For the U.S. Supreme Court, the closely watched six hours of arguments last week were all about the Patient Protection and Affordable Care Act. So how did the Elementary and Secondary Education Act, teacher tenure, curriculum, Title IX, and other education topics become part of the discussion?
They came up as the justices debated whether the health-care law’s expansion of the Medicaid program would give the federal government limitless powers to impose conditions on the states when they accept money in other areas, such as education.
The Medicaid question was the last one to be tackled by the justices in three historic days of arguments over the 2010 law championed by President Barack Obama. In related cases, the high court is also weighing the constitutionality of the law’s individual mandate, which would require most uninsured Americans to obtain health-care coverage or pay a penalty, and whether the rest of the law could survive if that provision were invalidated.
The issue in the Medicaid case, Florida v. Department of Health and Human Services (No. 11-400), is the scope of the authority of Congress to set conditions for the states when they accept federal money. In addition to the huge federal health-insurance program for the poor, the case has implications for other aid programs that come with conditions.
The health-care overhaul calls for Medicaid to expand to cover larger numbers of the poor. The federal government initially would cover 100 percent of the costs, but that would eventually drop to 90 percent.
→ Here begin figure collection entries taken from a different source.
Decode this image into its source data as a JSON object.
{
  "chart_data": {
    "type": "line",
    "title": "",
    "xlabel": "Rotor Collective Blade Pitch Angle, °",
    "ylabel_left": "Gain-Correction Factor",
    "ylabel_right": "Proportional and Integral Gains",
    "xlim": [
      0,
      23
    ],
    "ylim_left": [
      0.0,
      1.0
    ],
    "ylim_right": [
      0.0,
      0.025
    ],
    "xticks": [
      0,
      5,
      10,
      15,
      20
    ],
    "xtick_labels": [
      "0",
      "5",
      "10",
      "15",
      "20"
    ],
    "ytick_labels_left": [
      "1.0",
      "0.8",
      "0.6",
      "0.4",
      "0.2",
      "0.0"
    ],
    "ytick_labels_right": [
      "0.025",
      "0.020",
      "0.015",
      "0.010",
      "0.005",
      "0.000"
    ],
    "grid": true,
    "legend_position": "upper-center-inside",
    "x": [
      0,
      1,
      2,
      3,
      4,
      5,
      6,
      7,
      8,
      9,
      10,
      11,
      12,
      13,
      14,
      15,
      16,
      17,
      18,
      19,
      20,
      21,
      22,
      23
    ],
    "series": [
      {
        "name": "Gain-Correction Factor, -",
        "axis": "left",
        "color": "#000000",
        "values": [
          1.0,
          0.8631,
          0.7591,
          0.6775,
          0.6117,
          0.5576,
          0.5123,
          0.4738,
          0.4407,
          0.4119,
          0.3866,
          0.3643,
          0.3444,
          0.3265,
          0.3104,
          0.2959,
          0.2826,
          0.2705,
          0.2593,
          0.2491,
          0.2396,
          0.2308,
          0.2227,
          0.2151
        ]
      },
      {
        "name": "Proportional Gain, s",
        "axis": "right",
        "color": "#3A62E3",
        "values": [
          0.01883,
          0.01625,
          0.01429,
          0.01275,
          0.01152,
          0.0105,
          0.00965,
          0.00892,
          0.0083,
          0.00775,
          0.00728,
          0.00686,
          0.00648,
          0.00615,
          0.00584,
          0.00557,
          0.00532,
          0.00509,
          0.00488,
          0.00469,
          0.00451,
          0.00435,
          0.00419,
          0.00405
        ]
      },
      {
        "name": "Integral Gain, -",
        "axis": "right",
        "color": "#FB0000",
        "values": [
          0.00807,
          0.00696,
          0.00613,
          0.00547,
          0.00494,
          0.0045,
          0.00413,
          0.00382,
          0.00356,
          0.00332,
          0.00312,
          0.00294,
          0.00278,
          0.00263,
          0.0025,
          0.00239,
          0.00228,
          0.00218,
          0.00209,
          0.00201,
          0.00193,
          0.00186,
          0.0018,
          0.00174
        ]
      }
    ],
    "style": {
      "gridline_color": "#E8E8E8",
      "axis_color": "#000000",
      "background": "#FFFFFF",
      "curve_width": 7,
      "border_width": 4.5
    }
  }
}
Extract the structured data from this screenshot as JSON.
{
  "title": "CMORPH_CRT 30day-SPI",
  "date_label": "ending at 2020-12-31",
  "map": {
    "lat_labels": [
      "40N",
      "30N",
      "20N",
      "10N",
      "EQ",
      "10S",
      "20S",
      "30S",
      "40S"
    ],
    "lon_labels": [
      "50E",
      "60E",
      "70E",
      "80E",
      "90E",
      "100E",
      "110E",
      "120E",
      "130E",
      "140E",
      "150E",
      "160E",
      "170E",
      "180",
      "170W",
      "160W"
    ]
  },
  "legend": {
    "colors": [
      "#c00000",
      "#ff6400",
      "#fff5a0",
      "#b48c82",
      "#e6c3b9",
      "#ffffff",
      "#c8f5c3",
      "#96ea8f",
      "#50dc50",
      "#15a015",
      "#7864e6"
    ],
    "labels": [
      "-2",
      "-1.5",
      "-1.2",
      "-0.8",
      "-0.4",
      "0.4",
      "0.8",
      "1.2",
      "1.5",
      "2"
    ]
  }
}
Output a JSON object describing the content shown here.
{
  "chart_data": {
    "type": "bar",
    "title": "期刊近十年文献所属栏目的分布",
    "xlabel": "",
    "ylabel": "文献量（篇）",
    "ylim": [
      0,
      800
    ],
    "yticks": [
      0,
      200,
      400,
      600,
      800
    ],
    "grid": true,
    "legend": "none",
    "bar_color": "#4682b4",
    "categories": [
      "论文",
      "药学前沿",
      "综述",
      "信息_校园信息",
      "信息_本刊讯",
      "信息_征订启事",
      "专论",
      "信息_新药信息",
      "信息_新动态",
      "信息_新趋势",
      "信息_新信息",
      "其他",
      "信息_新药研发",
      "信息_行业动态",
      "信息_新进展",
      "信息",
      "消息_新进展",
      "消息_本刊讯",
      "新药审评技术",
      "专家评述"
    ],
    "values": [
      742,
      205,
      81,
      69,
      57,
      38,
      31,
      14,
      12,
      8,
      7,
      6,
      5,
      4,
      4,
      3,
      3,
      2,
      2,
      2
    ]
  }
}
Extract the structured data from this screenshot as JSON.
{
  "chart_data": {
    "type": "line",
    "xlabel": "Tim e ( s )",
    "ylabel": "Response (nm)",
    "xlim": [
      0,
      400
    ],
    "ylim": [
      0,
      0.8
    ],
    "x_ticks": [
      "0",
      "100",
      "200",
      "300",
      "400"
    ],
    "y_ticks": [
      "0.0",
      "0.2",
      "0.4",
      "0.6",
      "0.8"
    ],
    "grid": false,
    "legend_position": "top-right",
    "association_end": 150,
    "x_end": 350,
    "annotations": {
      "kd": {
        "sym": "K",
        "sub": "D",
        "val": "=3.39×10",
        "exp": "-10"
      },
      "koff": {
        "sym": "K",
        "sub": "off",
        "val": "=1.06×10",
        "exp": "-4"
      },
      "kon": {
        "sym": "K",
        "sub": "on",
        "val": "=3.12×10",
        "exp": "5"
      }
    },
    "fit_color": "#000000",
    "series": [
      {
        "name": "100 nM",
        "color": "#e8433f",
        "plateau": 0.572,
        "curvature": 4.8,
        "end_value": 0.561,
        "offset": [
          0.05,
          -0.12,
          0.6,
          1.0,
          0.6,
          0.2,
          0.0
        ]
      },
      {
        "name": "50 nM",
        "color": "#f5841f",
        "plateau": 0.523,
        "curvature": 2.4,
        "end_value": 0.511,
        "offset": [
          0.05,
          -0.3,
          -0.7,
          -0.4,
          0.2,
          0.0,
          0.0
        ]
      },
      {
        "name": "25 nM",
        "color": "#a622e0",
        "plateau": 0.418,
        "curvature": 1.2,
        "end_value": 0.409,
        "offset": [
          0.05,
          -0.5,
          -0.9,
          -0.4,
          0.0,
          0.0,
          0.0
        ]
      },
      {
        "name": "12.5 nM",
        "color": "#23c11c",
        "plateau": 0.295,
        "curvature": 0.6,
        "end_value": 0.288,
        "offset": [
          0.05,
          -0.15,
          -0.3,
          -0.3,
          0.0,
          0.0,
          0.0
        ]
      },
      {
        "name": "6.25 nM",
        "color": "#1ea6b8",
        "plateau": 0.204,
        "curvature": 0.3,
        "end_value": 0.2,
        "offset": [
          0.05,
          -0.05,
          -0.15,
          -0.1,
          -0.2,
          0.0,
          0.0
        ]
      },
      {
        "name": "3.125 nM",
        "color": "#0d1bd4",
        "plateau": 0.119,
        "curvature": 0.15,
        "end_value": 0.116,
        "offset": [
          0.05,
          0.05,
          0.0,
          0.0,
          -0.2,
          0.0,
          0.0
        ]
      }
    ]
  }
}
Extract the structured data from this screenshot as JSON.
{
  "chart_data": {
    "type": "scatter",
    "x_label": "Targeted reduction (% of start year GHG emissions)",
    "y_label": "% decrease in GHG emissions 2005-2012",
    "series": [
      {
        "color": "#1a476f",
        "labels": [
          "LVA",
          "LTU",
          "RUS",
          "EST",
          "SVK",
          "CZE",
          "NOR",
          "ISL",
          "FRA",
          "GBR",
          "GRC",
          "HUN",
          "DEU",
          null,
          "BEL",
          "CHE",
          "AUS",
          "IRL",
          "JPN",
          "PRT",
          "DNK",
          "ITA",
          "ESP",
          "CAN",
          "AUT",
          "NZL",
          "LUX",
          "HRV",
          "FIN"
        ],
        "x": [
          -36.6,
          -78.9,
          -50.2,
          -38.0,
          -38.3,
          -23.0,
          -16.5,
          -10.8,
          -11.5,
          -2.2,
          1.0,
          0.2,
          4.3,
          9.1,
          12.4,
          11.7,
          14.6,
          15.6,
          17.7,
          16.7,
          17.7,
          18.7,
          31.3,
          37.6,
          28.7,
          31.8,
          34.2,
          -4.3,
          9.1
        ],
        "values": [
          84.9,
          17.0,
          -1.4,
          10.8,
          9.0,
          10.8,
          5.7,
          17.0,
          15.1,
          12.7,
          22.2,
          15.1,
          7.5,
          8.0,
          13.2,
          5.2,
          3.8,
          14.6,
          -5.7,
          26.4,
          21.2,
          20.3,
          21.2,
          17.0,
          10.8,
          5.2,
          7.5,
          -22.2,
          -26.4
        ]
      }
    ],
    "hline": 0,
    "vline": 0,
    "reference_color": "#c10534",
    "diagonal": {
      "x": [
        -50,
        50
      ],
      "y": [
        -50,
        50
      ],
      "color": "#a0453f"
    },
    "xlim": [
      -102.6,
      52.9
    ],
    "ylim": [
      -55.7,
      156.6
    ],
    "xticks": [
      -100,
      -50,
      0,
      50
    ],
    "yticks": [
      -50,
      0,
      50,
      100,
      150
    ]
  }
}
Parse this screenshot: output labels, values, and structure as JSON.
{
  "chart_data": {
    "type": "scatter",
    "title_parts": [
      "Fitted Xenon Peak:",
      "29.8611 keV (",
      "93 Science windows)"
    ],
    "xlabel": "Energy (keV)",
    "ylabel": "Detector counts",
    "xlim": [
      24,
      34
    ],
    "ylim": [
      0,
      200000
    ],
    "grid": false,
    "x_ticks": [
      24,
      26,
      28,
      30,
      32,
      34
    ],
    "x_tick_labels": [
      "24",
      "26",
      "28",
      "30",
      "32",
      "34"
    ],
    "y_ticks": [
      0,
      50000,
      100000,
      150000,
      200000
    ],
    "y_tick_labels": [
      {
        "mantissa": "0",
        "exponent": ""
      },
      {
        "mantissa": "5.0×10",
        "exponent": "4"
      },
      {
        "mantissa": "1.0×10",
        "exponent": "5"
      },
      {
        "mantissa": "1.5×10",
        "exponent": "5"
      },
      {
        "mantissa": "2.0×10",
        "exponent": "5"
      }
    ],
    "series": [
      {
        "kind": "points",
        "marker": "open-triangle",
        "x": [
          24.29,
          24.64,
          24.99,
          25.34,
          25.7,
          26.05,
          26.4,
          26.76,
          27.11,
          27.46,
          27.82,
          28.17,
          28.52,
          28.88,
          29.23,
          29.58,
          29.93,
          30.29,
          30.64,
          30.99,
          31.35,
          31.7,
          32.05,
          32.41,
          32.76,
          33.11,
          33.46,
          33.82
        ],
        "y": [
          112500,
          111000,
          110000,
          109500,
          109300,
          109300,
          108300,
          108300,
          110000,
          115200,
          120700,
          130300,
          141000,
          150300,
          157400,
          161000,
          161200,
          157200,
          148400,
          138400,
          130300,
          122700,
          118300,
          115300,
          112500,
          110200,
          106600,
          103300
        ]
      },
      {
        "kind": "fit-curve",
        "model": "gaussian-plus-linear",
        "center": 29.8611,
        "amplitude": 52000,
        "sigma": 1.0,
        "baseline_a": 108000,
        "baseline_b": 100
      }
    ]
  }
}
A group of 26 states, led by Florida, is challenging the expansion as unconstitutionally coercive.
“There has to be some limit on coercion,” the states’ lawyer, Paul D. Clement, said during the March 28 arguments.
‘Take It or Leave It’
The Obama administration argues that the states’ theory would lead to legal challenges of other federal spending programs as too coercive. The administration noted in its brief in the case that Florida in 2008 received $728 million in federal Title I aid under the ESEA. In exchange for such funds, Florida and other recipients must comply with federal laws such as Title VI of the Civil Rights Act of 1964, which bars race discrimination in federal education programs, and Title IX of the Education Amendments of 1972, which bars discrimination based on sex.
During the arguments, Justice Samuel A. Alito Jr. offered U.S. Solicitor General Donald B. Verrilli Jr., who was defending the Medicaid expansion, a hypothetical example with echoes of the administration’s Race to the Top program, which requires states to adhere to certain school overhaul priorities as a condition of receiving competitive grants.
Justice Alito suggested a “federal education tax” that would return to the states in grant form as much as they now spend on schooling.
“Now, this is a great offer, and we think you will take it,” Justice Alito said. “But of course, if you take it, it’s going to have some conditions because we are going to set rules on teacher tenure, on collective bargaining, on curriculum, on textbooks, class size, school calendar, and many other things. So take it or leave it.”
The states could say no, but they would have to pay the federal education tax, plus come up with their own money to replace the federal dollars they declined, the justice added.
“Would that be the point where financial inducement turns into coercion?” Justice Alito said.
Mr. Verrilli said no, because the states would have the choice of whether to participate in such a program.
Meanwhile, Justice Ruth Bader Ginsburg pressed Mr. Clement, the states’ lawyer, on whether Title IX’s application to colleges and universities was coercive.
“Most colleges and universities are heavily dependent on the government to fund their research programs and other things,” Justice Ginsburg said. “And then Title IX passes, and a government official comes around and says to the colleges, ‘You want money for your physics labs and all the other things you get it for, then you have to create an athletic program for girls.’
“And the recipient says, ‘I am being coerced, there is no way in the world I can give up all the funds to run all these labs that we have; I can’t give it up, so I’m being coerced to accept this program that I don’t want.’ ”
The states argue that the Medicaid program is uniquely massive, and that other federal aid programs, including in education, do not lend themselves to coercion claims.
Lots of Coercion?
Some backers of the health-care law are not as convinced.
“The No Child Left Behind Act operates in a similar way to Medicaid,” said Douglas T. Kendall, the president of the Constitutional Accountability Center, a think tank in Washington that supports the law and the Medicaid expansion. “Every use of conditions on federal spending involves efforts to ensure that the states participate. If that is coercion, then a lot of things could be considered coercion. We hope the court does not go down that road.”
Some conservatives have raised coercion concerns about the NCLB law, though the two main lawsuits that broadly challenged the law a few years ago—one by Connecticut and another backed by the National Education Association—were based on a theory that the federal government was requiring states to spend their own money to comply. Both suits failed.
The health-care cases are expected to be decided by the end of the court’s term in late June.